"My offspeed, I was throwing it well, but I wasn't setting it up the correct way," he explained Thursday morning before earning the victory in a 5-4 win over Seattle in the afternoon. "What I mean by that is, in order for me to keep batters off-balance and throw my offspeed in the correct way, I need to set it up with a fastball on the inside half, to get them out with my offspeed away.
"So I went down there, in my mind, needing to throw sinkers in and find it again and get comfortable throwing lefties inside. And once I could throw lefties inside, I knew I could have that outer half."
The result since his return to the Majors last week has been an upgrade for a Tigers bullpen that desperately needed a second lefty to support Justin Wilson.
Ryan took the extra-inning loss in his return last Sunday at Kansas City after two hits and an error.
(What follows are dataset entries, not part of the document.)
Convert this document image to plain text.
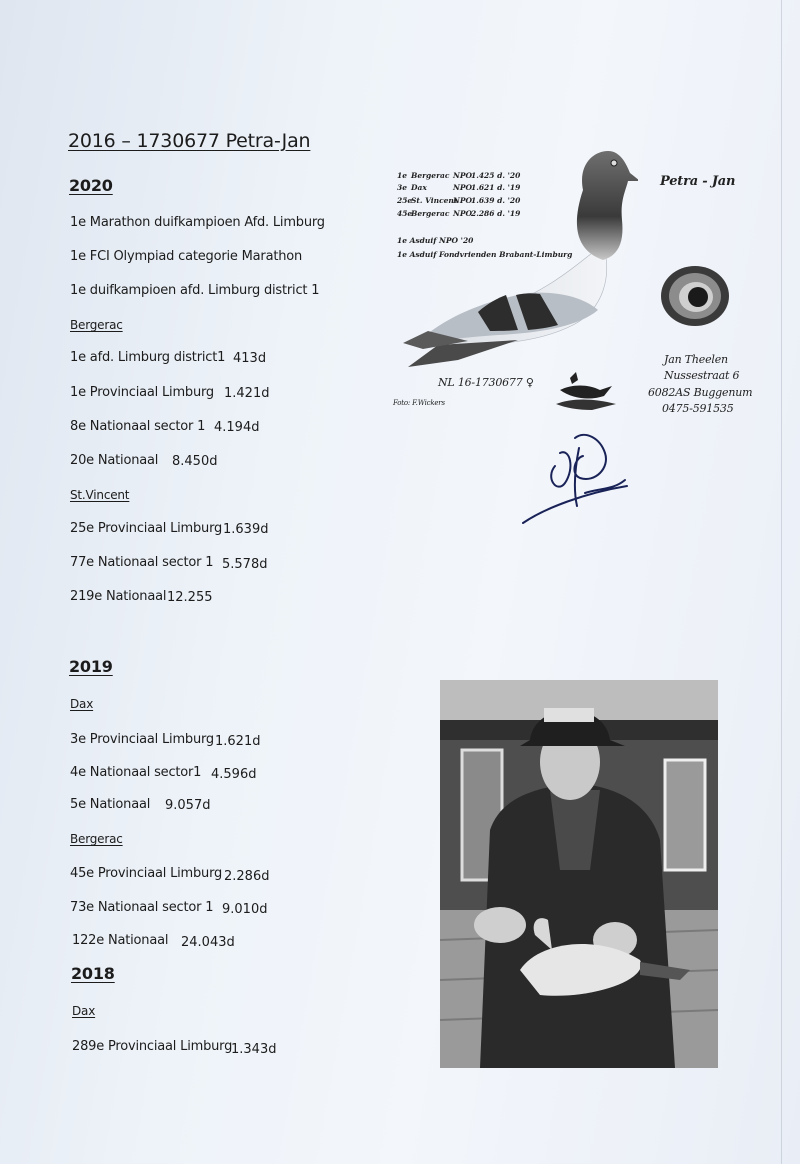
2016 – 1730677 Petra-Jan
2020
1e Marathon duifkampioen Afd. Limburg
1e FCI Olympiad categorie Marathon
1e duifkampioen afd. Limburg district 1
Bergerac
1e afd. Limburg district1 413d
1e Provinciaal Limburg 1.421d
8e Nationaal sector 1 4.194d
20e Nationaal 8.450d
St.Vincent
25e Provinciaal Limburg 1.639d
77e Nationaal sector 1 5.578d
219e Nationaal 12.255
2019
Dax
3e Provinciaal Limburg 1.621d
4e Nationaal sector1 4.596d
5e Nationaal 9.057d
Bergerac
45e Provinciaal Limburg 2.286d
73e Nationaal sector 1 9.010d
122e Nationaal 24.043d
2018
Dax
289e Provinciaal Limburg
1.343d
1e Bergerac NPO
1.425 d. '20
3e Dax	NPO
1.621 d. '19
25e
St. Vincent
NPO
1.639 d. '20
45e
Bergerac NPO
2.286 d. '19
1e Asduif NPO '20
1e Asduif Fondvrienden Brabant-Limburg
Petra - Jan
NL 16-1730677 ♀
Foto: F.Wickers
Jan Theelen
Nussestraat 6
6082AS Buggenum
0475-591535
Since then, he has ended three jams against the Mariners by retiring All-Star Robinson Cano -- striking him out with two runners on Monday, inducing a first-pitch groundout Wednesday to strand the bases loaded, then striking him out on three pitches with the potential go-ahead run on first in the 10th inning Thursday.
"He created the problem," manager Brad Ausmus said Thursday, referring to an errant pickoff throw that put a runner on third before Cano came up, "but he did an outstanding job of getting out of it. Since he got called back up, he's been outstanding for us."
It has been a huge confidence boost for Ryan, who made his mark as a rookie in 2014 by going after a left-handed-hitting star like Joe Mauer in a jam.
"He's had one hell of a season, one hell of a career," Ryan said of Cano. "For a guy like me that's not going to blow his doors off, to go in there and be able to get him out, especially in one pitch, it's pretty cool. It also helped me get out of that inning."
Ryan has posted 4 2/3 scoreless innings with two hits and six strikeouts over his last three outings. Cano is now 0-for-5 against him in his career.
"I think his breaking ball's better," Ausmus said. "He's using his sinker in a little bit more. It's a combination."
It's the entire repertoire, and the sequencing of pitches, that Ryan has focused on. It's something he probably wouldn't have done in previous years, but with experience, he gets it now. He has focused on throwing his curveball for a strike so that he can make hitters chase it later. He makes his offspeed pitches better by spotting fastballs.
That was the key Thursday, by which point Ryan seemed to be in Cano's head. All three pitches Ryan threw him were fastballs; Cano took the first two for strikes before flailing at the third one off the plate.
"If I can throw everything for a strike, including the fastball on the inside half, whether they swing at it or not, if I can command all my pitches and do what I need to do, it should work," Ryan said.